Currently viewing the category: "Seed Bugs"

Subject:  Elder of some sort??
Geographic location of the bug:  Vermont
Date: 07/02/2021
Time: 07:47 PM EDT
Your letter to the bugman:  Hi Daniel – thank you so much for your comments on my orchard Spider from June…Need your help again.  Saw these two on milkweed and I think I interrupted a lovefest..My guess is some type of Elder??
I am happy to send you as many images as you would like…Im a professional commercial photographer, but I love wildlife, astro and MACRO photography as my hobby. I take LOTS of bug pics!  Thanks again for your help!  Have a great weekend!
How you want your letter signed:  Caroline Minneci

Small Milkweed Bug Nymph

Dear Caroline,
We are not certain what an elder is, other than a person of greater age.  These are definitely not elders.  They are immature Small Milkweed Bugs,
Lygaeus kalmii, which are pictured on BugGuide.  They were also most certainly not mating, though they are a communal species.

Small Milkweed Bug Nymph

Subject:  What’s this bug
Geographic location of the bug:  Baja Sur
Date: 06/21/2021
Time: 11:47 PM EDT
Your letter to the bugman:  Hi, I’ve seen this bug a few times over the years but cannot find a photo and name for it on the web.
How you want your letter signed:  Ryan

Six Spotted Milkweed Bug

Dear Ryan,
We quickly identified your Seed Bug as a Six Spotted Milkweed Bug,
Oncopeltus sexmaculatus, thanks to images posted to BugGuide.

Subject:  Friend or Foe?
Geographic location of the bug:  Southern California Foothills
Date: 10/23/2019
Time: 12:50 PM EDT
Your letter to the bugman:  Hopefully this is an easy one. I am asking you to help identify these little guys. I do not want to miss identity a bug who is helping our cherry tomato plant. These showed up after the plant was established for several months.
Thank you for your time!
How you want your letter signed:  New guy

Immature Large Milkweed Bugs

Dear New guy,
These sure look to us like immature Large Milkweed Bugs and we do not believe they will harm your tomato plants.  Here is a BugGuide image for comparison.  Is there any milkweed growing nearby?  They are also sometimes found in association with oleander.

Subject:  This had just appeared in our garden 2 weeks ago
Geographic location of the bug:  Wangaratta, north east Victoria
Date: 10/19/2019
Time: 09:36 PM EDT
Your letter to the bugman:  Thank you for your site. This bug appeared about 2 weeks ago and has the number has quickly increased since then.
How you want your letter signed:  Michael

Mating Red Banded Seed Eating Bugs

Dear Michael,
We were having trouble identifying your Seed Bugs from the family Lygaeidae, but we did locate a posting in our archives of a Red Banded Seed Eating Bug,
Melanerythrus mactans, from almost ten years ago.  Here is a FlickR image.  According to the Atlas of Living Australia, its range is over most of the continent.

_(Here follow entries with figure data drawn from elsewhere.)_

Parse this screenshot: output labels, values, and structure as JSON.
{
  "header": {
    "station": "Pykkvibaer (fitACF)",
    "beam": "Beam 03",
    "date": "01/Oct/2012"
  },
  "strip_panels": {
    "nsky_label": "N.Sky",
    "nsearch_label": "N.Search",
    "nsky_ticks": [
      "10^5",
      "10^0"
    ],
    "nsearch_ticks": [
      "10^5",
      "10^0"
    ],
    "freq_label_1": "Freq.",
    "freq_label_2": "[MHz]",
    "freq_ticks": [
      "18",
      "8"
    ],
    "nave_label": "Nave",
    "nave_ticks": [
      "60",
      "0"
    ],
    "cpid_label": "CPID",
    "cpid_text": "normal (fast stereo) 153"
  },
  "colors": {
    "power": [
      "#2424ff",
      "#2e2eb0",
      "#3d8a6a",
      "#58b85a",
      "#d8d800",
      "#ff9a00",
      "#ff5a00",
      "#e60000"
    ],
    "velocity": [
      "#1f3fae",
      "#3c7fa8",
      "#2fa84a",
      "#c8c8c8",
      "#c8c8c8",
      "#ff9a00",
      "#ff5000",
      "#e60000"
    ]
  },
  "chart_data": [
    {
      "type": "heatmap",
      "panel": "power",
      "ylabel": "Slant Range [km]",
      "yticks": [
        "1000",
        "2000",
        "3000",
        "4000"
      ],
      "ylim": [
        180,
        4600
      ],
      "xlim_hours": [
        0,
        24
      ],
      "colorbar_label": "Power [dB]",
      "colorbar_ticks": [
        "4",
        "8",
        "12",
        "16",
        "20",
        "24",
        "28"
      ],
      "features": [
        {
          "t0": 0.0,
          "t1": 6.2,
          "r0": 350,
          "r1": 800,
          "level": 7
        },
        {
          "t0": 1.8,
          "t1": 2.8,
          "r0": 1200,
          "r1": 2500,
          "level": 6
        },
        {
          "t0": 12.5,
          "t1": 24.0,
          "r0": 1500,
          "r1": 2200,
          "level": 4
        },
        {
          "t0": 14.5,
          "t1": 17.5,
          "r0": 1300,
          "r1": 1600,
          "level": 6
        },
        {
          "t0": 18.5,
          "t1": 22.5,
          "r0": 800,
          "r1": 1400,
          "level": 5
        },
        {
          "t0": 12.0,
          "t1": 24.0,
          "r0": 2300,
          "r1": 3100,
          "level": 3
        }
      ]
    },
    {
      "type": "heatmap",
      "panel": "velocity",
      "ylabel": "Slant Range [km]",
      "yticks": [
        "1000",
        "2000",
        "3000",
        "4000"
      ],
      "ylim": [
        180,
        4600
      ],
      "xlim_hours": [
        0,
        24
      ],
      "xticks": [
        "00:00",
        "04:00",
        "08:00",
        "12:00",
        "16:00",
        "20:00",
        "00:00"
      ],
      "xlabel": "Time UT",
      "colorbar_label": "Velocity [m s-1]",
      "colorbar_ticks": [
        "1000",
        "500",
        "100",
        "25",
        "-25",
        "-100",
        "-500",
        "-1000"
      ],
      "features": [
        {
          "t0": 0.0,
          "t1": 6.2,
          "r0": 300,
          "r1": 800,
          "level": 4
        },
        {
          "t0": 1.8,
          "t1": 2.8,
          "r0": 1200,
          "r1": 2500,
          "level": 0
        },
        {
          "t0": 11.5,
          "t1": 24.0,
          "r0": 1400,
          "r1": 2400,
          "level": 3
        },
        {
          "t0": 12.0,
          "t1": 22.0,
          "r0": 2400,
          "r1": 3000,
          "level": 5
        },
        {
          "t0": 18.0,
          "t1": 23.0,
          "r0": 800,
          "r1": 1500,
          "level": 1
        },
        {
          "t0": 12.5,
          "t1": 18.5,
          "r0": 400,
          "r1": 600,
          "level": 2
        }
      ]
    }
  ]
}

Mating Red Banded Seed Eating Bugs

Subject:  Red and black bug
Geographic location of the bug:  Alexandria, VA
Date: 08/08/2019
Time: 12:20 PM EDT
Your letter to the bugman:  Hi, these guys have recently showed up.  They are black and red, and are all over my Milkweed
How you want your letter signed:  Nicole

Large Milkweed Bug Nymphs

Dear Nicole,
Many people plant milkweed because of Monarch Butterflies, but there are a host of insects that depend upon milkweed for survival, including these Large Milkweed Bug nymphs,
Oncopeltus fasciatus.  According to iNaturalist:  “Juvenile O. fasciatus require the seed of milkweed plants for development and growth. Adults can survive on other types of seeds such as: sunflower, watermelon, almond and cashew, as shown in lab populations. Nymphs live in large groups of about 20 individuals on the plant.”  Since they feed on the seeds and not on the plants, they will not damage the milkweed and there will be plenty of leaves for Monarch caterpillars to feed upon.

Immature Large Milkweed Bugs

Subject:  Different bug
Geographic location of the bug:  Visalia ca
Date: 07/27/2019
Time: 02:23 AM EDT
Your letter to the bugman:  Found a little critter on my bed, thought it was a cockroach but the back looks different almost like a mask when u zoom it   what is this ?
How you want your letter signed:  Lizzy

Mediterranean Seed Bug

Dear Lizzy,
This is not a Cockroach.  It is an invasive Mediterranean Seed Bug,
Xanthochilus saturnius, and it is pictured on pBase.  According to BugGuide:  “native to Europe and the Mediterranean, adventive in NA (WA-CA) and now locally abundant.”